As for my own writing, I'm mostly proud of it, especially in the sheer breadth of the worldbuilding. Most authors, even in sci-fi, tend to only think of one or two novel concepts or themes, or perhaps extrapolate 2 or 3 speculative technologies while leaving the rest untouched.

Have advanced cybernetics? For some reason gene therapy isn't explored.

How much of that is intentional and how much is a failure of imagination, I can't say, but my favorite authors go for breadth as well as depth.

However, even if I enjoy that aspect, and am glad that multiple readers have noticed and appreciated the effort and plausibility of the setting, I've discovered several flaws in my own writing that are difficult or unpleasant for me to deal with. I don't like writing dialogue, or environmental description much. Sometimes I struggle to make characters other than the protagonist and make them feel fleshed out.

I haven't had anyone complain about the above yet, so I don't know how much is me being overly critical and what I do need to improve.

But what I'm proudest of is actually getting the damn thing ready for public consumption, for maybe a decade I've had interesting concepts, vignettes or abortive excerpts languishing in my head or a random Google docs file. It took courage to finally say fuck it, we're going live with this one.

And I'm at 78k words, so nobody can say I didn't stick with it either, though the initial enthusiasm has worn off.

You know the primary motivation for me choosing now of all times to publish? It's because of GPT-4. While still not as good a writer as me, I can see the cards on the table, if I don't prove to the world that I actually am a good writer, it'll be entirely moot sooner than later.

I've tried using it in my own work occasionally out of laziness or curiosity, and am usually disappointed. I still can do way better in fiction, and context windows makes it difficult for it to follow along well in such a large work. Ideally I'd get it to polish up some of the aspects I don't like doing, like descriptions etc.

But I was also care about feedback and recognition, and so far my writing has met all the modest goals I've set for it:

  1. Well reviewed? Check.

  2. Had people outright offer to pay for a Patreon to support me? Check.

  3. Get independently recommended to people on /r/rational? Check.

It would take a great deal of effort from me to improve further and become as good as my favorite authors, but I think that I can compete at least when it comes to sheer inventiveness and richness if nothing else.

And since I've spent so long talking about it, here's a link to the actual story:.

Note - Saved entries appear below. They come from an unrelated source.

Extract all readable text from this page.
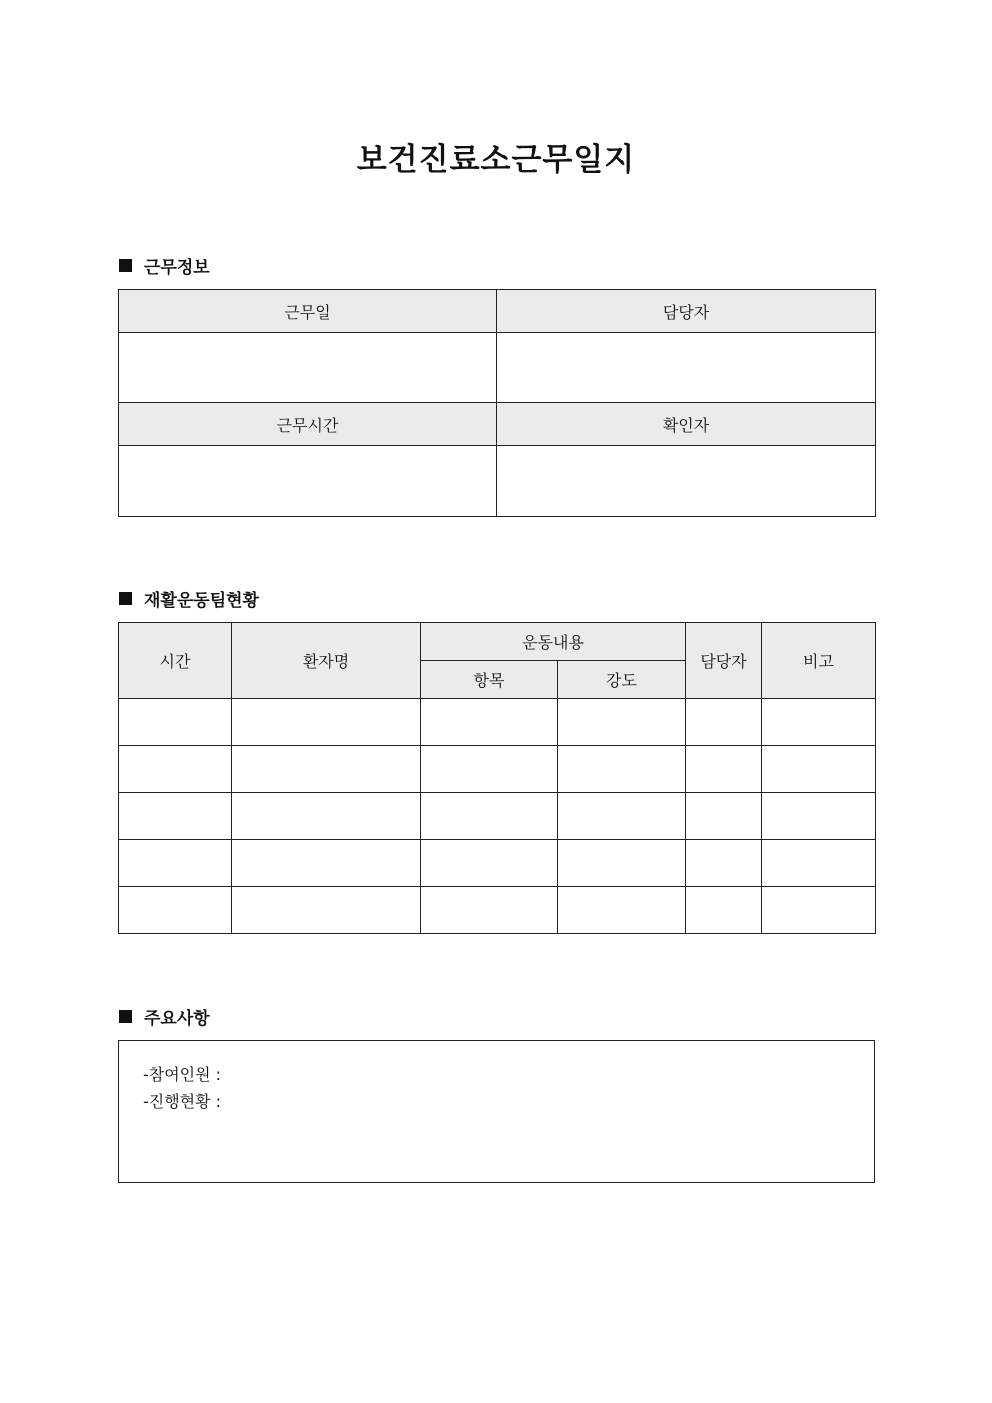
보건진료소근무일지
근무정보
근무일	담당자

근무시간	확인자

재활운동팀현황
시간	환자명	운동내용		담당자	비고
		항목	강도		

주요사항
-참여인원 :
-진행현황 :
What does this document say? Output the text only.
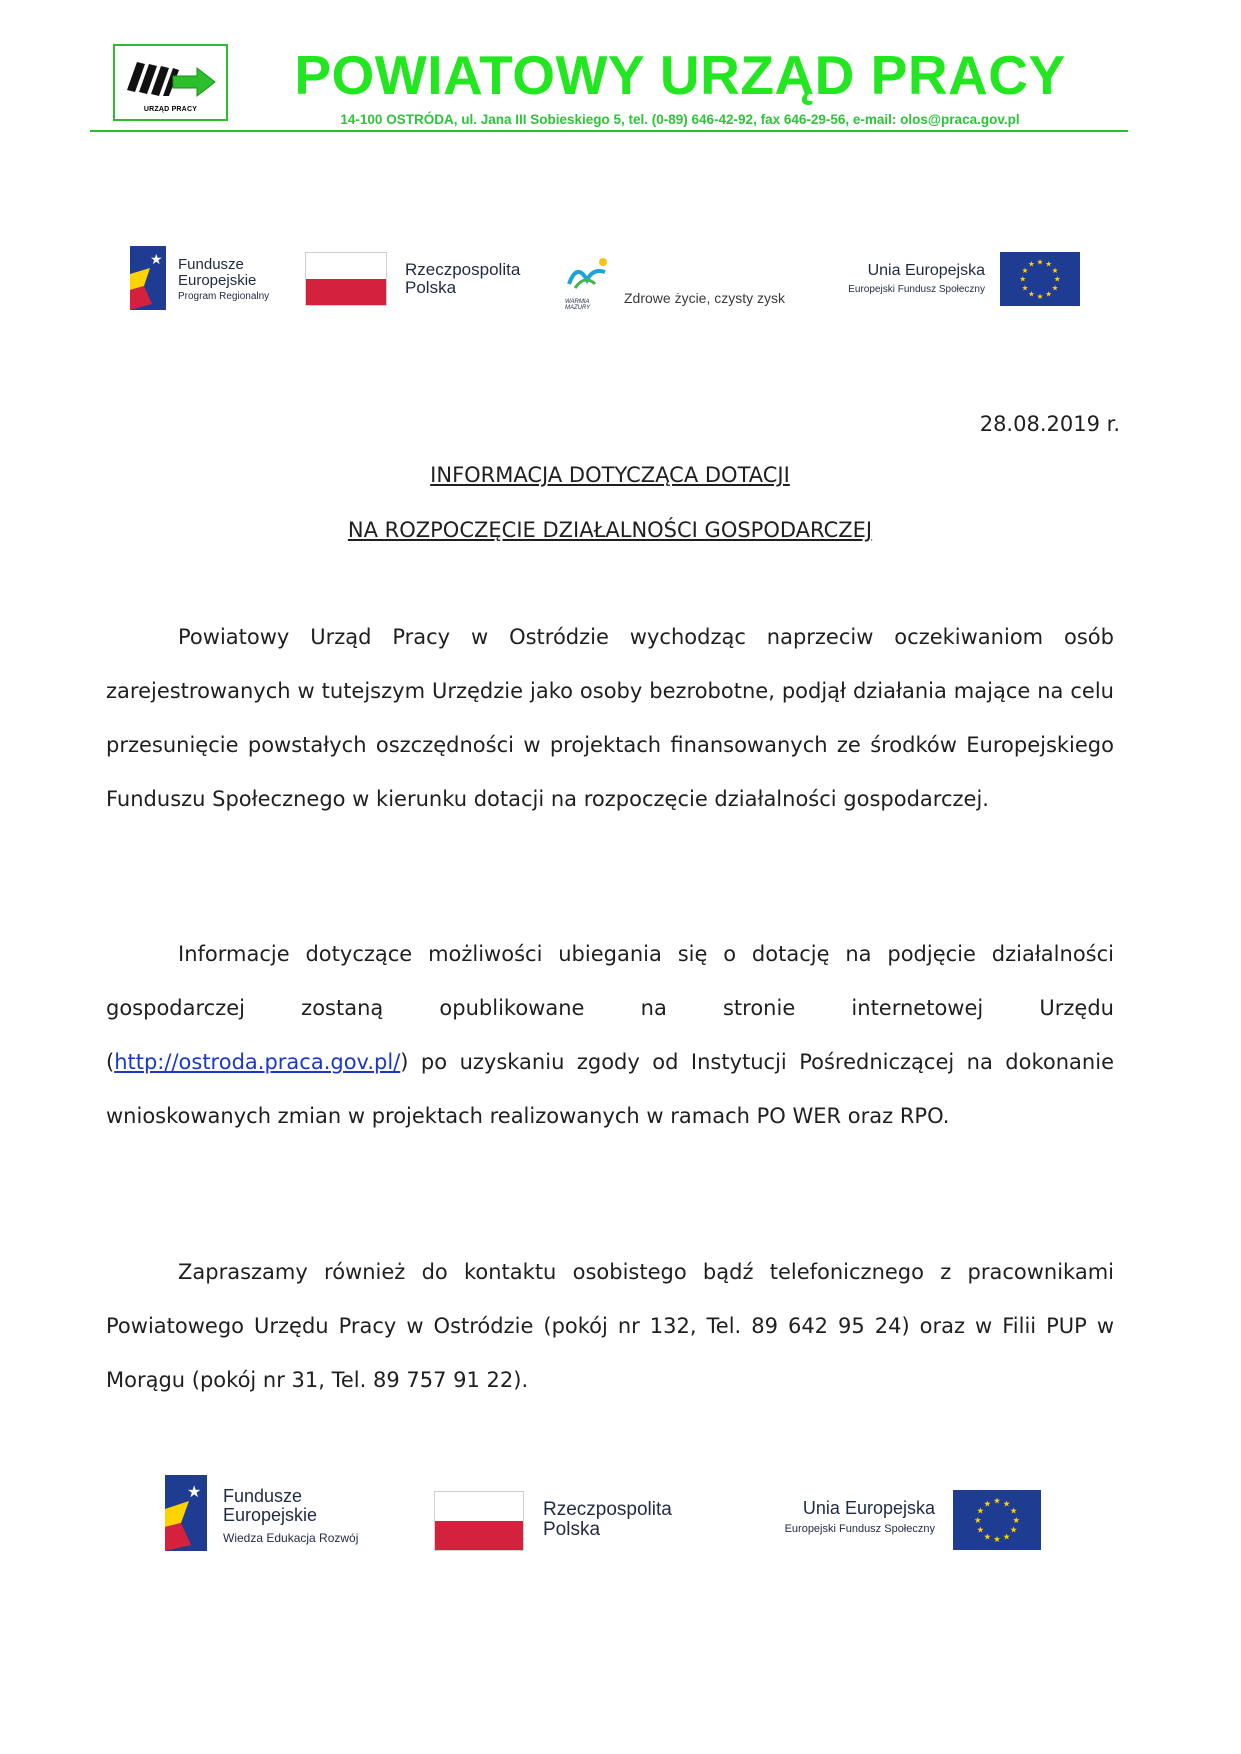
URZĄD PRACY
POWIATOWY URZĄD PRACY
14-100 OSTRÓDA, ul. Jana III Sobieskiego 5, tel. (0-89) 646-42-92, fax 646-29-56, e-mail: olos@praca.gov.pl
★ Fundusze
Europejskie
Program Regionalny
Rzeczpospolita
Polska
WARMIA MAZURY
Zdrowe życie, czysty zysk
Unia Europejska
Europejski Fundusz Społeczny
★ ★
★
★
★
★
★
★
★
★
★
★
28.08.2019 r.
INFORMACJA DOTYCZĄCA DOTACJI
NA ROZPOCZĘCIE DZIAŁALNOŚCI GOSPODARCZEJ
Powiatowy Urząd Pracy w Ostródzie wychodząc naprzeciw oczekiwaniom osób zarejestrowanych w tutejszym Urzędzie jako osoby bezrobotne, podjął działania mające na celu przesunięcie powstałych oszczędności w projektach finansowanych ze środków Europejskiego Funduszu Społecznego w kierunku dotacji na rozpoczęcie działalności gospodarczej.
Informacje dotyczące możliwości ubiegania się o dotację na podjęcie działalności gospodarczej zostaną opublikowane na stronie internetowej Urzędu (http://ostroda.praca.gov.pl/) po uzyskaniu zgody od Instytucji Pośredniczącej na dokonanie wnioskowanych zmian w projektach realizowanych w ramach PO WER oraz RPO.
Zapraszamy również do kontaktu osobistego bądź telefonicznego z pracownikami Powiatowego Urzędu Pracy w Ostródzie (pokój nr 132, Tel. 89 642 95 24) oraz w Filii PUP w Morągu (pokój nr 31, Tel. 89 757 91 22).
★ Fundusze
Europejskie
Wiedza Edukacja Rozwój
Rzeczpospolita
Polska
Unia Europejska
Europejski Fundusz Społeczny
★ ★
★
★
★
★
★
★
★
★
★
★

https://www.royalroad.com/fiction/65211/ex-nihilo-nihil-supernum-original-hard-scifi-with

Now I'm not you, so I can't say how much practise or effort you need to be feel happy about it, but I'd suggest getting one or two chapters out even if you're not 100% on them, just for the feedback. If it's surprisingly positive, that's good motivation to continue and if it's not, you've got concrete issues to work with. It's not hard to do, and if it flops just quietly drop it and pretend it never happened haha

Well, that's not the only draw. Another is that they're free and fairly portable, as they're anywhere you have an internet connection. But yes, I'd imagine people wouldn't like them if they didn't like long books.

I'm currently reading A Practical Guide to Evil.

I like the length in that it's a lot of fun things to read, but also sometimes regret the "where did my life go" from bingeing.

A good 3 minute song wouldn't necessarily be better stretched to 10 minutes, and the same goes for stories.